The committee's members were “very student led,” Laughead said. “Dean Snavely and Dr. Adkins worked with me to create a subcommittee to hear student concerns and what they wanted in the building.”

Chief among those requests, he said, was to make sure Kopchick Hall had adequate spaces for collaboration. In Weyandt, those areas were so few that science students often went to other buildings to work together.

Kopchick Hall will have alcoves in which students can study individually or work together, for example, on a PowerPoint presentation, syncing their laptops to an overhead monitor to visualize and share their ideas. They'll also have access to common rooms adjacent to the labs.

“We wanted people to be able to walk out of the laboratories and find a place where they could sit and talk to each other,” Adkins said.

The complex will include rooms for tutoring and for students and faculty members to reserve for group projects. During vacant times, these rooms will offer space for students to study together.

Laughead is pleased with these features. “The new science building will have a lot more collaborative space,” he said.

While Kopchick Hall planners were cognizant of the needs of today's science students, they were also aware that needs will change for future generations, Snavely said. The life cycle of an academic science building is about 50 years (Weyandt Hall is 54). IUP's new facility will have to adapt to trends in science over a similar period.

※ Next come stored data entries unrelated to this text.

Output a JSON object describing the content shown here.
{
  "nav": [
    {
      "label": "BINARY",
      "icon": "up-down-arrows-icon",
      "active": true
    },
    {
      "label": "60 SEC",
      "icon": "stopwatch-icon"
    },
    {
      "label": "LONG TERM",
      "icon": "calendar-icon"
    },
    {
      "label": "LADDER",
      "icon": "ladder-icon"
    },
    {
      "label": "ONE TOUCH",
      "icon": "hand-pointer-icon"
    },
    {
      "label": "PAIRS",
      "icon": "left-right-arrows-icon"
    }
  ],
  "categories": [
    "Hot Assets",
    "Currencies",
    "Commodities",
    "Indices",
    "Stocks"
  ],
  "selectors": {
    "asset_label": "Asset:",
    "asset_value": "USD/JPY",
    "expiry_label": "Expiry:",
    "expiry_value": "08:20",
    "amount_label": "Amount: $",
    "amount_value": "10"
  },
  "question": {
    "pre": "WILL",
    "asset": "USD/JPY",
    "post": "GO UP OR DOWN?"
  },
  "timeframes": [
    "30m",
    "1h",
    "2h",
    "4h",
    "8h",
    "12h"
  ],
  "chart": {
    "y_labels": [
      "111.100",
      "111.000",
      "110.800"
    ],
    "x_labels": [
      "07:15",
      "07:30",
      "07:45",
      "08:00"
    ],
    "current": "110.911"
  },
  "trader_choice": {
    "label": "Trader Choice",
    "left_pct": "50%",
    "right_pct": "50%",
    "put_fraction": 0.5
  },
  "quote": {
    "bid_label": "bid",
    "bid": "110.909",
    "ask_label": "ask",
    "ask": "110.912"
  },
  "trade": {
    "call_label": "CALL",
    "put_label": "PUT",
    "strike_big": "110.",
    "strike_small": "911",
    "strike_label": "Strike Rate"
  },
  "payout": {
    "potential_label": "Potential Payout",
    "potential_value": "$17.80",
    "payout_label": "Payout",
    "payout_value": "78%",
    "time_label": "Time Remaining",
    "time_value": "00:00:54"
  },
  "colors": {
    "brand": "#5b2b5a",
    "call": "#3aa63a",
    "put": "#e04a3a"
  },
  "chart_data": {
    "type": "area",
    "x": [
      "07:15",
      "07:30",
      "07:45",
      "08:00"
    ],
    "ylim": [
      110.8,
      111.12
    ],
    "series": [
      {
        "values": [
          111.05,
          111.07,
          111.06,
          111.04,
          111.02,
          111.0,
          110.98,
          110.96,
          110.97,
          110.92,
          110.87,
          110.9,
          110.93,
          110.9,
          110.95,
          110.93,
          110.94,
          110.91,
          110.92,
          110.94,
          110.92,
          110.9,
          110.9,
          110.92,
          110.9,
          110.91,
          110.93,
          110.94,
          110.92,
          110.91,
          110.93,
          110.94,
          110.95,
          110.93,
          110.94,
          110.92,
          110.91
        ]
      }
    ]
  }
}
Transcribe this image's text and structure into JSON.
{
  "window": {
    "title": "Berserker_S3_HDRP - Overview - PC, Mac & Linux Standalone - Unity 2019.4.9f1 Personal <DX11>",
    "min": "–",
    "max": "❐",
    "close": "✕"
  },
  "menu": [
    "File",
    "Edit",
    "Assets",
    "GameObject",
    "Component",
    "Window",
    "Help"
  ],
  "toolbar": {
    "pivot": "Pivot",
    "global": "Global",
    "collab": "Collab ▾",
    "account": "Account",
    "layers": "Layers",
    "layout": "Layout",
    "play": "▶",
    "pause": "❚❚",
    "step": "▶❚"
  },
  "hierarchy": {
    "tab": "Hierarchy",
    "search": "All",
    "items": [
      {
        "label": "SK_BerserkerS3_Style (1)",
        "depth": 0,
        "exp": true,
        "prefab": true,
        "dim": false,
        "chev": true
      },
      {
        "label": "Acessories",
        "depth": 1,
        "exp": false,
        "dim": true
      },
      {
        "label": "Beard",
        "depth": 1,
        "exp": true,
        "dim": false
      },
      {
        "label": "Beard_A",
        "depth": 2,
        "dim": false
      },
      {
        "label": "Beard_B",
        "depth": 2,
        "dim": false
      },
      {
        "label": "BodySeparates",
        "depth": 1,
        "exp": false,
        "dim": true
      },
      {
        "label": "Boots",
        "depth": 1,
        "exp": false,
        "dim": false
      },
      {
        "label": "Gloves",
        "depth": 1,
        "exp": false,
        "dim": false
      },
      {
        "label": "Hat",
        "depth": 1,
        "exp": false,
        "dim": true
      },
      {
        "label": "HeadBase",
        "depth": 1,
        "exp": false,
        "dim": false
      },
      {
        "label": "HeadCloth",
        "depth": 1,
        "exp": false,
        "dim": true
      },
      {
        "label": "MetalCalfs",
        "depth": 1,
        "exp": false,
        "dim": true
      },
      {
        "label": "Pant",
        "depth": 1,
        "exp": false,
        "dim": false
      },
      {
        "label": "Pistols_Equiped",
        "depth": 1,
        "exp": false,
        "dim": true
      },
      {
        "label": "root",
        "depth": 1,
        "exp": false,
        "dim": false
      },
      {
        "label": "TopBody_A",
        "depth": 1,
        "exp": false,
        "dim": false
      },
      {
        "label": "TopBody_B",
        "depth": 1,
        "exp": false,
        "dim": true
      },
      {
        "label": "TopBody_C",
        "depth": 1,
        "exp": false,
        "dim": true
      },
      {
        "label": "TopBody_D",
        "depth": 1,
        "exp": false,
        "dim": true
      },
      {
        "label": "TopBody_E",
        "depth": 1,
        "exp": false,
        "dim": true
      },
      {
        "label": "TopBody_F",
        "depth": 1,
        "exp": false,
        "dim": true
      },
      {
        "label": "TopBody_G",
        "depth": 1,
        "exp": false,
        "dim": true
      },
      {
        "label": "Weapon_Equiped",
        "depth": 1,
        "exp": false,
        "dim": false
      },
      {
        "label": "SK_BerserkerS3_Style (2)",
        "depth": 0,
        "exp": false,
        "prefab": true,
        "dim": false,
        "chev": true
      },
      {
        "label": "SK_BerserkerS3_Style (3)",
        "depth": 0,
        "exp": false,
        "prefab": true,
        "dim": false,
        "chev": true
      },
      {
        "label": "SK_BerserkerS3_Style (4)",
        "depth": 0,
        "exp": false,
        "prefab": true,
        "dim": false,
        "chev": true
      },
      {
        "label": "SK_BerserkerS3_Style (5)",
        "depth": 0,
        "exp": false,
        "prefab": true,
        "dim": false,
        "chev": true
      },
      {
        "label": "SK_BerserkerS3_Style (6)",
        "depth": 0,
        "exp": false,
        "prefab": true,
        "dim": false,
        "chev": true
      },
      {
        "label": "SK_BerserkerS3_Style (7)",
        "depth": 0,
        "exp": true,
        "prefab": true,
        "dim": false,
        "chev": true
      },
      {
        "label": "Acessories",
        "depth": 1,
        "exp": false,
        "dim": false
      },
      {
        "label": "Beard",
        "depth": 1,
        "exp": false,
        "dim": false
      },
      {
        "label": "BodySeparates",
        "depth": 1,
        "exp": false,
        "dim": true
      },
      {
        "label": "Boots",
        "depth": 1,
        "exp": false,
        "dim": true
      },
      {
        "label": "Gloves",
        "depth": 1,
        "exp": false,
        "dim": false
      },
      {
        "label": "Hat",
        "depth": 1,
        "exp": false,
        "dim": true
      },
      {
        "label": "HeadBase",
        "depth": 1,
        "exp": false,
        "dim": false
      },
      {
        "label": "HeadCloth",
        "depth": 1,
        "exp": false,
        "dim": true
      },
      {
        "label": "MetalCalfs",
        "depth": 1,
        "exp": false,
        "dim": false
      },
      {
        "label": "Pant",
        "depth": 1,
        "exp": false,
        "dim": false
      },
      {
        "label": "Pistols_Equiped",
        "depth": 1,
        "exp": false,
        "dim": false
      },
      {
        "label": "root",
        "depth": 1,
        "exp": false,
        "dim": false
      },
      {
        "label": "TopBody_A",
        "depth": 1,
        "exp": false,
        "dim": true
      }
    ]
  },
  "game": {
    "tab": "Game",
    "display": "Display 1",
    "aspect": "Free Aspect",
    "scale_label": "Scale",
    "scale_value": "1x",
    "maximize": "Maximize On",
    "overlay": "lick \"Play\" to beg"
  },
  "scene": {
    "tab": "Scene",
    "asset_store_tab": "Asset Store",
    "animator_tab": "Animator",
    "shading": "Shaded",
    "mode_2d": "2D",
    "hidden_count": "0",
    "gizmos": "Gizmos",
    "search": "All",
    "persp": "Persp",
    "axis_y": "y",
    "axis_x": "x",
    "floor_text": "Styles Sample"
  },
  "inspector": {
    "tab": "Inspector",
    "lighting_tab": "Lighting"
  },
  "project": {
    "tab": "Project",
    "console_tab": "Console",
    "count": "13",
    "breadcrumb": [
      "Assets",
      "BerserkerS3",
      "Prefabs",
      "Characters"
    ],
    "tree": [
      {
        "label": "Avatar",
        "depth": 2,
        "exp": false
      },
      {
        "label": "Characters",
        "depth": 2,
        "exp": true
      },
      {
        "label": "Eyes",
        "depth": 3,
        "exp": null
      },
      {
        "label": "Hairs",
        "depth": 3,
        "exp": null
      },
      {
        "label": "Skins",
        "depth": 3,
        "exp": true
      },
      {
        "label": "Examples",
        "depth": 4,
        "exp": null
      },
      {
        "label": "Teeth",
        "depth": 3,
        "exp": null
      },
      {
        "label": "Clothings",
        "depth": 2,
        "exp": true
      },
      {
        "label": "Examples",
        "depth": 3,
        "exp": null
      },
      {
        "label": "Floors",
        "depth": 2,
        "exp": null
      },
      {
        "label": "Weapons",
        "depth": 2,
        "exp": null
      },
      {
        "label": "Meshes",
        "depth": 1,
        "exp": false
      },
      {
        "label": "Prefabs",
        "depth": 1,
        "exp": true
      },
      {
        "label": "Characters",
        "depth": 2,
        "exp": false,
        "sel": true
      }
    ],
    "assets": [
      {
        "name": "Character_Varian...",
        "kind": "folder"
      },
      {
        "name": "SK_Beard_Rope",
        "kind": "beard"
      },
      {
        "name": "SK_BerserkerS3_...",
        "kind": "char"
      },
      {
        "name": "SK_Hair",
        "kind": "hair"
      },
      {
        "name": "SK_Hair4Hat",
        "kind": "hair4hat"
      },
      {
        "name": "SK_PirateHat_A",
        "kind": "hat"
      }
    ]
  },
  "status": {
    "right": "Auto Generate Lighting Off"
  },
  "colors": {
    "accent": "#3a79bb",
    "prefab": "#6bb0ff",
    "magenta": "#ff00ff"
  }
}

“This building will be very flexible,” Snavely said. “For example, the research labs don't really have walls between them.”

Some labs will be divided into sections by lab benches—worktables that provide a surface to conduct procedures and space to store necessary equipment. Because the benches are mobile, lab space can be configured according to changing needs.

“As scientific disciplines change and as IUP's focus on the sciences changes, you can expand this area or contract that area,” Farnsworth said. “You can reinvent the space for different initiatives.”

Snavely expects that interdisciplinary learning and collaboration in the sciences will only increase in years to come. She and her colleagues think the Kopchick College of Natural Sciences and Mathematics is ready for this future.

“You are not in a silo,” Farnsworth said. “You don't do everything by yourself, especially in science these days. I want students to sit together and work, whether they are in class or out of class. That's the future.”

For Kopchick College and its students, that future is looking bright.